Si hasta ahora Zubiría informaba en sus piezas desde un punto de vista que no se acomodaba a los designios de sus rectores, con el cambio llegaba la variación en el relato. En tal caso, y aun negado por ambas partes, El Debate se hace eco de las presiones que sobre Zubiría se venían haciendo desde otras corresponsalías para que se informara a favor de la causa palestina. Muy del gusto, todo hay que decirlo, del gobierno de Pedro Sánchez. Ese nuevo enfoque se puede comprobar en las crónicas que van llegando día a día desde el propio frente de la guerra.

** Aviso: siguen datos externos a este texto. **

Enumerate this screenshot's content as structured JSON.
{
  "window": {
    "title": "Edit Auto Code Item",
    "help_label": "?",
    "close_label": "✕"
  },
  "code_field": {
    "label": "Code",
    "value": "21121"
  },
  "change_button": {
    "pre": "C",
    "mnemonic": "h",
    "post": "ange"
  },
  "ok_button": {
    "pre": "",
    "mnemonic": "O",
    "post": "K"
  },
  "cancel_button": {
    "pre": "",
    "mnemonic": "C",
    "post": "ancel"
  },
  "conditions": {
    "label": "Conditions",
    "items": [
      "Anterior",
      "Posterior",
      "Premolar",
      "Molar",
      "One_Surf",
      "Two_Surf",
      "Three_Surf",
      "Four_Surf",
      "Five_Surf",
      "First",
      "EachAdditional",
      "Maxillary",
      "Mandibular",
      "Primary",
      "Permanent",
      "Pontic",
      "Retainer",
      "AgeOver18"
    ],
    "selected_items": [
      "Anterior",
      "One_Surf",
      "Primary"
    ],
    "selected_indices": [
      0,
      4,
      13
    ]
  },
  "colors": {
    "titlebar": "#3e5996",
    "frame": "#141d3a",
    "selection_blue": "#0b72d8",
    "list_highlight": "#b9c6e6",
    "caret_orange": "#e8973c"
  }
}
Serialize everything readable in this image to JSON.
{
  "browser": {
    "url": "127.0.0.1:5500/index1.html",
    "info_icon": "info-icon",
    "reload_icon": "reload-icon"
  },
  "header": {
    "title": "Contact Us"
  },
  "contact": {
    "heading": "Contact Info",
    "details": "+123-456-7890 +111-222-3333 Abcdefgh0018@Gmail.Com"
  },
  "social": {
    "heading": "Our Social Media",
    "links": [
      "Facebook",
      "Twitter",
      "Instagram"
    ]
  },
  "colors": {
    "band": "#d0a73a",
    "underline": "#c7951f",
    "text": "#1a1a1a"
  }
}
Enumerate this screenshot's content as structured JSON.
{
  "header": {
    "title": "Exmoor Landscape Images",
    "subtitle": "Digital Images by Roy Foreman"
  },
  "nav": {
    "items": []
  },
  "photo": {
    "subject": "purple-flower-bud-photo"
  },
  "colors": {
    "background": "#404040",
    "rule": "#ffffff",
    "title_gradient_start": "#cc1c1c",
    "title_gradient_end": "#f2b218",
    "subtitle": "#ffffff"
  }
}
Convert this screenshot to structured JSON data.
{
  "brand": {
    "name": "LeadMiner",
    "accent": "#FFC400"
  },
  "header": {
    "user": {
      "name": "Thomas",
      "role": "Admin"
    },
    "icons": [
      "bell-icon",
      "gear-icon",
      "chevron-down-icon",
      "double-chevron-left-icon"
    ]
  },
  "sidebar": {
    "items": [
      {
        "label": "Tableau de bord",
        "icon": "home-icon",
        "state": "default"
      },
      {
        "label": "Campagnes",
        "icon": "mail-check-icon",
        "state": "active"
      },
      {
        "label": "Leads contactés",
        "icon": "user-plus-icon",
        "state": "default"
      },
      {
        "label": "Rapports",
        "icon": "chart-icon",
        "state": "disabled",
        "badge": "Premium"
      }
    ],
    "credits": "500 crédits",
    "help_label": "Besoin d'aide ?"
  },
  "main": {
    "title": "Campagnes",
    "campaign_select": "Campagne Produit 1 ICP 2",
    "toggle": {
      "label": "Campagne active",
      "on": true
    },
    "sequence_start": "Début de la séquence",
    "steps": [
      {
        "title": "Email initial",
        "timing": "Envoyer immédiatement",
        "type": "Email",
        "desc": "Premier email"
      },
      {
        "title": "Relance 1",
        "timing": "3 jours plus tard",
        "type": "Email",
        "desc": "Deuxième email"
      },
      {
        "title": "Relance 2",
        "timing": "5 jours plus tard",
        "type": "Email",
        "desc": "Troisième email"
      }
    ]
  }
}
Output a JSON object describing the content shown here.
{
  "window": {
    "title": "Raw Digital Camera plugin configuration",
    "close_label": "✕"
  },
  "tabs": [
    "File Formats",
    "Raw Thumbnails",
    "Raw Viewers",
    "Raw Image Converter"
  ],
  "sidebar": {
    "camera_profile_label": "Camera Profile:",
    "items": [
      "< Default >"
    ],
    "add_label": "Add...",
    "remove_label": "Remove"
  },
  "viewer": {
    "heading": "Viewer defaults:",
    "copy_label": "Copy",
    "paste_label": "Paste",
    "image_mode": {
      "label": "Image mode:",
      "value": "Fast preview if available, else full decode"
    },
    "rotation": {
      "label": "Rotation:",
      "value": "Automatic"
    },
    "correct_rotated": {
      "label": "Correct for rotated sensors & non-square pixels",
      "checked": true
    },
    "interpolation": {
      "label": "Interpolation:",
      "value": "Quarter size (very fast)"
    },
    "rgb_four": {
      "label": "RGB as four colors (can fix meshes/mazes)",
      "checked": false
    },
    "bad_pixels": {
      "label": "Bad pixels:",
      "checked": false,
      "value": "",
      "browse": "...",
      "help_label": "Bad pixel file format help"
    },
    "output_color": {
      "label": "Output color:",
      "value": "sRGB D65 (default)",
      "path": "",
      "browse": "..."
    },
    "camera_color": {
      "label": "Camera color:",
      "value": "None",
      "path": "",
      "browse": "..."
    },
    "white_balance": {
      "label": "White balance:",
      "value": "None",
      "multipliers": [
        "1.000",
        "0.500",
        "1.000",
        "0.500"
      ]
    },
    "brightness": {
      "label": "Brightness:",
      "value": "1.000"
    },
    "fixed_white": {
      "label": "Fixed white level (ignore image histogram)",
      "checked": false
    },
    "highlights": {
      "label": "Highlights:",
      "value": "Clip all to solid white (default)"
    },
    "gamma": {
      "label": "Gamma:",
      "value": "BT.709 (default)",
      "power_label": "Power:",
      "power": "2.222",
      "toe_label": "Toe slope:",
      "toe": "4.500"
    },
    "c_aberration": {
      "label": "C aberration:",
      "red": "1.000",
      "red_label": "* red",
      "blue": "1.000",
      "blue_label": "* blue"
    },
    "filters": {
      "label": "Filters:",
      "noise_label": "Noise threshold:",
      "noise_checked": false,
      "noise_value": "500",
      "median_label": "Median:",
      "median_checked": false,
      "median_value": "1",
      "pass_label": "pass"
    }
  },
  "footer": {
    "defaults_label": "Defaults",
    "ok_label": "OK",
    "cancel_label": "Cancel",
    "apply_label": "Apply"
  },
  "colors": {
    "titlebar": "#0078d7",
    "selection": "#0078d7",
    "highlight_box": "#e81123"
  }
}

Cambio en la línea editorial

Con todo, el cambio de registro en la línea editorial es ya una realidad. Tanto Ariza como Ana Jiménez han reorientado el sesgo informativo con una prontitud muy deseada para evitar comentarios. Ahora, con la información publicada, es más fácil entender el giro que esas crónicas están trasmitiendo en estos últimos días.

No beneficia mucho a la profesión este tipo de injerencias y que además lo que trasmiten es una falta de criterio periodístico en beneficio de un criterio político o estratégico a la hora de construir las crónicas. Estas se desacreditan al encontrar un trasfondo diferente a lo informativo. El periodismo militante sigue vivo y sigue siendo una de las lacras de este oficio. Ya lo decía Quevedo en su letrilla satírica, “Poderoso caballero es don dinero”. Podríamos añadir aquella otra de “quien paga, manda”, aunque mande mal.